The problem is that your level-2 nodes all have pointers to the same in-memory lazy sequence, and then you map over that sequence multiple times. You would have the same problem if you just made valid-run process both the first and second node - the number of nodes doesn't much matter, because you blow the heap with any two nodes. In a real application, where you've read these nodes from a database or a file or whatever, they will point to different objects, which you can handle lazily, each in turn.

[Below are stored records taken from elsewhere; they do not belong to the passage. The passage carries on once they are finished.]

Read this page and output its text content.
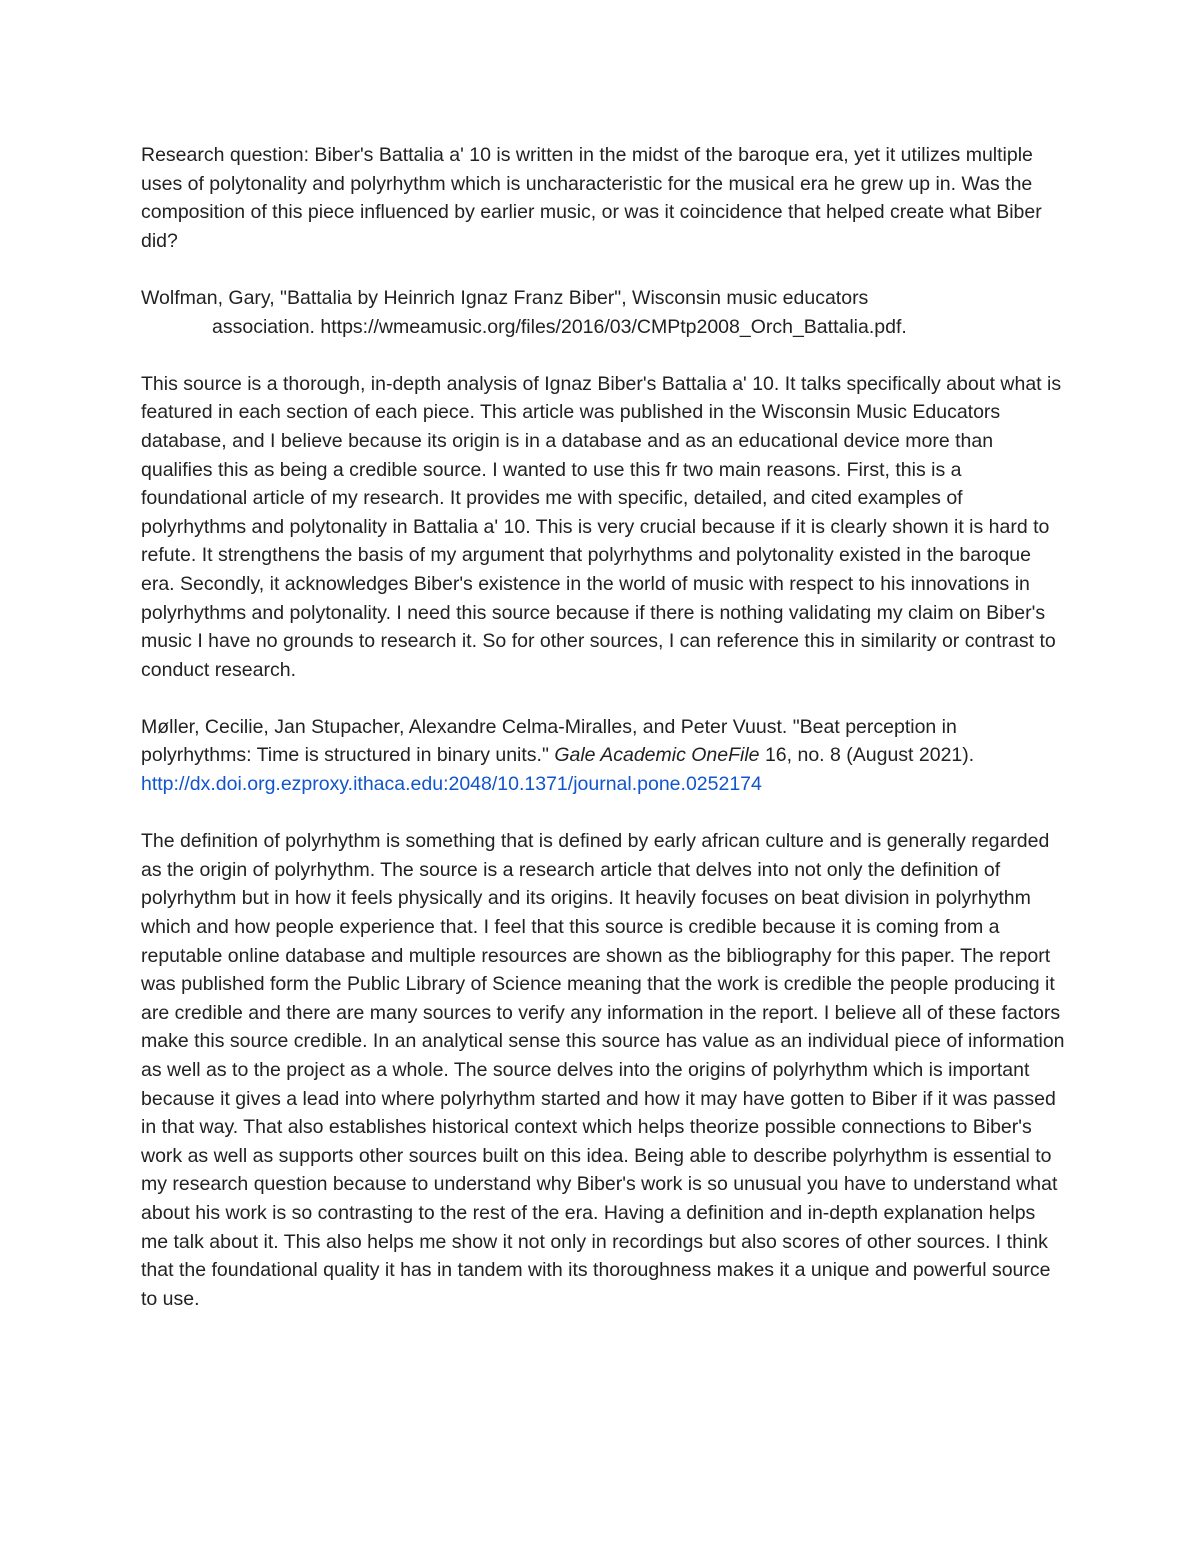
Research question: Biber's Battalia a' 10 is written in the midst of the baroque era, yet it utilizes multiple uses of polytonality and polyrhythm which is uncharacteristic for the musical era he grew up in. Was the composition of this piece influenced by earlier music, or was it coincidence that helped create what Biber did?

Wolfman, Gary, "Battalia by Heinrich Ignaz Franz Biber", Wisconsin music educators
association. https://wmeamusic.org/files/2016/03/CMPtp2008_Orch_Battalia.pdf.

This source is a thorough, in-depth analysis of Ignaz Biber's Battalia a' 10. It talks specifically about what is featured in each section of each piece. This article was published in the Wisconsin Music Educators database, and I believe because its origin is in a database and as an educational device more than qualifies this as being a credible source. I wanted to use this fr two main reasons. First, this is a foundational article of my research. It provides me with specific, detailed, and cited examples of polyrhythms and polytonality in Battalia a' 10. This is very crucial because if it is clearly shown it is hard to refute. It strengthens the basis of my argument that polyrhythms and polytonality existed in the baroque era. Secondly, it acknowledges Biber's existence in the world of music with respect to his innovations in polyrhythms and polytonality. I need this source because if there is nothing validating my claim on Biber's music I have no grounds to research it. So for other sources, I can reference this in similarity or contrast to conduct research.

Møller, Cecilie, Jan Stupacher, Alexandre Celma-Miralles, and Peter Vuust. "Beat perception in polyrhythms: Time is structured in binary units." Gale Academic OneFile 16, no. 8 (August 2021).
http://dx.doi.org.ezproxy.ithaca.edu:2048/10.1371/journal.pone.0252174

The definition of polyrhythm is something that is defined by early african culture and is generally regarded as the origin of polyrhythm. The source is a research article that delves into not only the definition of polyrhythm but in how it feels physically and its origins. It heavily focuses on beat division in polyrhythm which and how people experience that. I feel that this source is credible because it is coming from a reputable online database and multiple resources are shown as the bibliography for this paper. The report was published form the Public Library of Science meaning that the work is credible the people producing it are credible and there are many sources to verify any information in the report. I believe all of these factors make this source credible. In an analytical sense this source has value as an individual piece of information as well as to the project as a whole. The source delves into the origins of polyrhythm which is important because it gives a lead into where polyrhythm started and how it may have gotten to Biber if it was passed in that way. That also establishes historical context which helps theorize possible connections to Biber's work as well as supports other sources built on this idea. Being able to describe polyrhythm is essential to my research question because to understand why Biber's work is so unusual you have to understand what about his work is so contrasting to the rest of the era. Having a definition and in-depth explanation helps me talk about it. This also helps me show it not only in recordings but also scores of other sources. I think that the foundational quality it has in tandem with its thoroughness makes it a unique and powerful source to use.
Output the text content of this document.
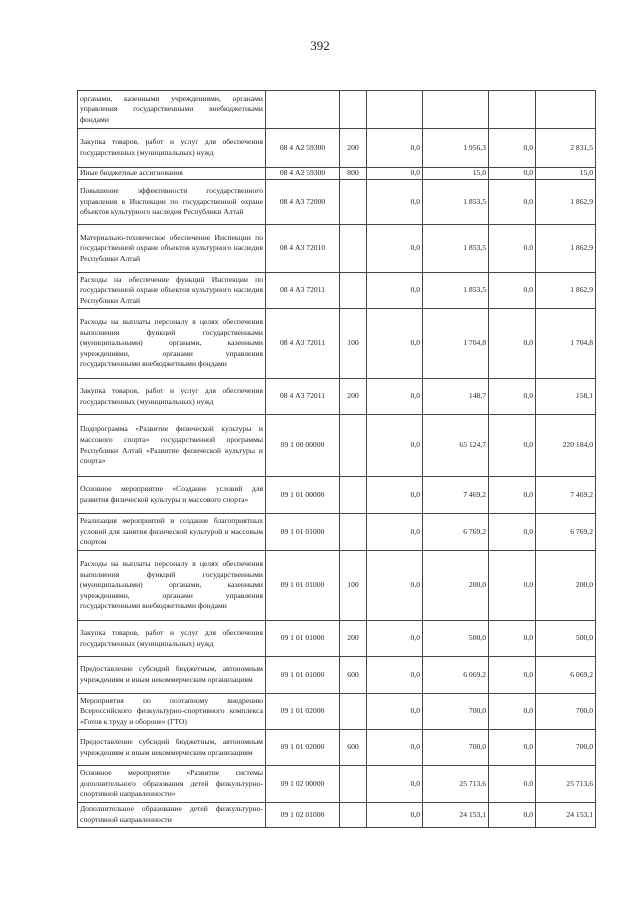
392
органами, казенными учреждениями, органами управления государственными внебюджетными фондами						
Закупка товаров, работ и услуг для обеспечения государственных (муниципальных) нужд	08 4 А2 59300	200	0,0	1 956,3	0,0	2 831,5
Иные бюджетные ассигнования	08 4 А2 59300	800	0,0	15,0	0,0	15,0
Повышение эффективности государственного управления в Инспекции по государственной охране объектов культурного наследия Республики Алтай	08 4 А3 72000		0,0	1 853,5	0,0	1 862,9
Материально-техническое обеспечение Инспекции по государственной охране объектов культурного наследия Республики Алтай	08 4 А3 72010		0,0	1 853,5	0,0	1 862,9
Расходы на обеспечение функций Инспекции по государственной охране объектов культурного наследия Республики Алтай	08 4 А3 72011		0,0	1 853,5	0,0	1 862,9
Расходы на выплаты персоналу в целях обеспечения выполнения функций государственными (муниципальными) органами, казенными учреждениями, органами управления государственными внебюджетными фондами	08 4 А3 72011	100	0,0	1 704,8	0,0	1 704,8
Закупка товаров, работ и услуг для обеспечения государственных (муниципальных) нужд	08 4 А3 72011	200	0,0	148,7	0,0	158,1
Подпрограмма «Развитие физической культуры и массового спорта» государственной программы Республики Алтай «Развитие физической культуры и спорта»	09 1 00 00000		0,0	65 124,7	0,0	220 184,0
Основное мероприятие «Создание условий для развития физической культуры и массового спорта»	09 1 01 00000		0,0	7 469,2	0,0	7 469,2
Реализация мероприятий и создание благоприятных условий для занятия физической культурой и массовым спортом	09 1 01 01000		0,0	6 769,2	0,0	6 769,2
Расходы на выплаты персоналу в целях обеспечения выполнения функций государственными (муниципальными) органами, казенными учреждениями, органами управления государственными внебюджетными фондами	09 1 01 01000	100	0,0	200,0	0,0	200,0
Закупка товаров, работ и услуг для обеспечения государственных (муниципальных) нужд	09 1 01 01000	200	0,0	500,0	0,0	500,0
Предоставление субсидий бюджетным, автономным учреждениям и иным некоммерческим организациям	09 1 01 01000	600	0,0	6 069,2	0,0	6 069,2
Мероприятия по поэтапному внедрению Всероссийского физкультурно-спортивного комплекса «Готов к труду и обороне» (ГТО)	09 1 01 02000		0,0	700,0	0,0	700,0
Предоставление субсидий бюджетным, автономным учреждениям и иным некоммерческим организациям	09 1 01 02000	600	0,0	700,0	0,0	700,0
Основное мероприятие «Развитие системы дополнительного образования детей физкультурно-спортивной направленности»	09 1 02 00000		0,0	25 713,6	0,0	25 713,6
Дополнительное образование детей физкультурно-спортивной направленности	09 1 02 01000		0,0	24 153,1	0,0	24 153,1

If you generate more representative example data (ie, the same data but without the structural sharing), you can GC each node as you process it:

(defn root' [content]
  (fn []
    {:tag :root :content (content)}))

(defn lazy-elements' [n tag content]
  (repeatedly n (fn [] {:tag tag :content (content)})))

(defn level-1' [content]
  (fn []
    (lazy-elements' 3 :A content)))

(defn level-2' [n]
  (fn []
    (concat (lazy-elements' 10 :X (fn [] '(:leaf)))
            (lazy-elements' n :Y (fn [] '(:leaf))))))

(defn remove-nodes [node]
  (remove #(= (:tag %) :Y) node))

(defn run []
  (let [root-builder (root' (level-1' (level-2' 1e8)))]
    (->> (root-builder)
         :content
         (map :content)       
         (map remove-nodes))))

user> (pprint (run))
(({:tag :X, :content (:leaf)}
  {:tag :X, :content (:leaf)}
  {:tag :X, :content (:leaf)}
  {:tag :X, :content (:leaf)}
  {:tag :X, :content (:leaf)}
  {:tag :X, :content (:leaf)}
  {:tag :X, :content (:leaf)}
  {:tag :X, :content (:leaf)}
  {:tag :X, :content (:leaf)}
  {:tag :X, :content (:leaf)})
 ({:tag :X, :content (:leaf)}
  {:tag :X, :content (:leaf)}
  {:tag :X, :content (:leaf)}
  {:tag :X, :content (:leaf)}
  {:tag :X, :content (:leaf)}
  {:tag :X, :content (:leaf)}
  {:tag :X, :content (:leaf)}
  {:tag :X, :content (:leaf)}
  {:tag :X, :content (:leaf)}
  {:tag :X, :content (:leaf)})
 ({:tag :X, :content (:leaf)}
  {:tag :X, :content (:leaf)}
  {:tag :X, :content (:leaf)}
  {:tag :X, :content (:leaf)}
  {:tag :X, :content (:leaf)}
  {:tag :X, :content (:leaf)}
  {:tag :X, :content (:leaf)}
  {:tag :X, :content (:leaf)}
  {:tag :X, :content (:leaf)}
  {:tag :X, :content (:leaf)}))

Since we're just generating example content, I've adjusted all your node builders to take, rather than an object they should store N copies of, a function they should call N times to get N distinct objects. And rather than returning a node, they return a function that, when called, produces a copy of that node; this allows them to compose just as nicely as your original versions, just needing one extra function call at the outer level. If you actually have distinct objects already, as I suspect you would in a real application, you can just use your original functions as written.